Regional mall real estate investment trust GGP Inc. disclosed certain no-shop and termination fee provisions in its merger deal with Goldfinch Merger Sub Corp., a unit of Brookfield Property Partners LP.
Under the no-shop provision, GGP may not solicit any transaction that would lead to an acquisition of more than 20% of the company or its assets. Prior to shareholder approval of the deal, however, GGP's special board committee may consider any unsolicited, bona fide proposal that it deems to be superior to the merger deal.

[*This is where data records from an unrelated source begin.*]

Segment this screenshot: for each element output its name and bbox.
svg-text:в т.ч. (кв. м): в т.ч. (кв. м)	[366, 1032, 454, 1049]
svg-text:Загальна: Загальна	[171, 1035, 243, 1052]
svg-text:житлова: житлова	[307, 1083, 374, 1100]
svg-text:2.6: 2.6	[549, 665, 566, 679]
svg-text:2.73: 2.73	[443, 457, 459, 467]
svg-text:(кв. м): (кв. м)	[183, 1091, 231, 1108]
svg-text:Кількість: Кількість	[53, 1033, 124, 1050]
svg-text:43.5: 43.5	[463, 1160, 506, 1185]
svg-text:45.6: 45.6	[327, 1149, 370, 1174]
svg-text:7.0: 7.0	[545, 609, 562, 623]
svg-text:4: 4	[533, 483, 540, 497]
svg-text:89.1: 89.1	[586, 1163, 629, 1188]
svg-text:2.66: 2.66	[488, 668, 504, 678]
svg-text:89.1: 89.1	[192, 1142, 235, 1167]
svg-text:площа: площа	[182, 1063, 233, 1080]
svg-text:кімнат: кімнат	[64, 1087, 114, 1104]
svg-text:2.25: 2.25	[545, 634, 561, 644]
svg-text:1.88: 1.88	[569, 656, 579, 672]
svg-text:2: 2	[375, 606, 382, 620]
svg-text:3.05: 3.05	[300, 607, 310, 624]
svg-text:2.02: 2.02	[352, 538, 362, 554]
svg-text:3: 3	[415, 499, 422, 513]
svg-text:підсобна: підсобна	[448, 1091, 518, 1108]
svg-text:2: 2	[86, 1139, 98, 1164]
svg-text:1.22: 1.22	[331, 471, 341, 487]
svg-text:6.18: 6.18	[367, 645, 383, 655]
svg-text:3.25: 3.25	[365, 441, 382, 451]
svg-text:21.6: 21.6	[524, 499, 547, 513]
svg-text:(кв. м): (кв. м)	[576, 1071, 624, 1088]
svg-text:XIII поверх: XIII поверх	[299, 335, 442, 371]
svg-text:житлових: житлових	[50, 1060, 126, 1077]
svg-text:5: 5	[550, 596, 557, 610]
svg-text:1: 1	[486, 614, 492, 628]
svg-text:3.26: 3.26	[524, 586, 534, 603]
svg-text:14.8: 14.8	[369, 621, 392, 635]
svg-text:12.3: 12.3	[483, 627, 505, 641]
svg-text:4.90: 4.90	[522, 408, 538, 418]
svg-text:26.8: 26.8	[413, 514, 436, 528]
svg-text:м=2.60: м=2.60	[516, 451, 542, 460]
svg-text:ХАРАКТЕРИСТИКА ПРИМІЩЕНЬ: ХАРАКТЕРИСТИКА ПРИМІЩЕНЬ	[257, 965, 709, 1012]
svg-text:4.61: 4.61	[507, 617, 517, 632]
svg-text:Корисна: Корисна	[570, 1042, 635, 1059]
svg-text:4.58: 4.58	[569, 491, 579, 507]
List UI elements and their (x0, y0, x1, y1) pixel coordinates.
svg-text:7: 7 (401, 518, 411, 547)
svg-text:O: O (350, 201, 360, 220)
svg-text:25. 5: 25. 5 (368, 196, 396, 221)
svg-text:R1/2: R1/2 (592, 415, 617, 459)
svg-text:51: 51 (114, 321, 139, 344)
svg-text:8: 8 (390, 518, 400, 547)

The superior proposal is deemed to be a proposal for an acquisition of at least 50% of the REIT or its assets.
The deal also provides GGP with the right to terminate the deal under certain conditions, whereupon GGP would be required to pay Brookfield Property or its affiliate a $400 million cash termination fee. The termination rights apply if GGP enters into a definitive deal regarding the superior proposal, if the company's board or special committee changes its recommendations, if the required shareholder approval is not obtained, if the deal is not consummated by Sept. 26 and if GGP materially breaches certain of the merger deal's covenants.
Accordingly, Brookfield Property may terminate the deal and pay GGP a reverse cash termination fee of $1.2 billion if it or Goldfinch fails to consummate the deal when required and if the parent unit holder consent is not obtained. GGP, however, may elect to reject such fee and preserve its rights to pursue other remedies in conjunction with the merger deal.
Brookfield Property recently agreed to buy out all outstanding common shares it and its affiliates do not already own in GGP. Under the terms of the deal, Goldfinch will merge with GGP, with the latter as the surviving entity. GGP shareholders may opt to receive $23.50 per share in cash, or one Brookfield Property unit or one share of a new BPY U.S. REIT security for each GGP common share they own, subject to proration, based on total cash consideration of $9.25 billion.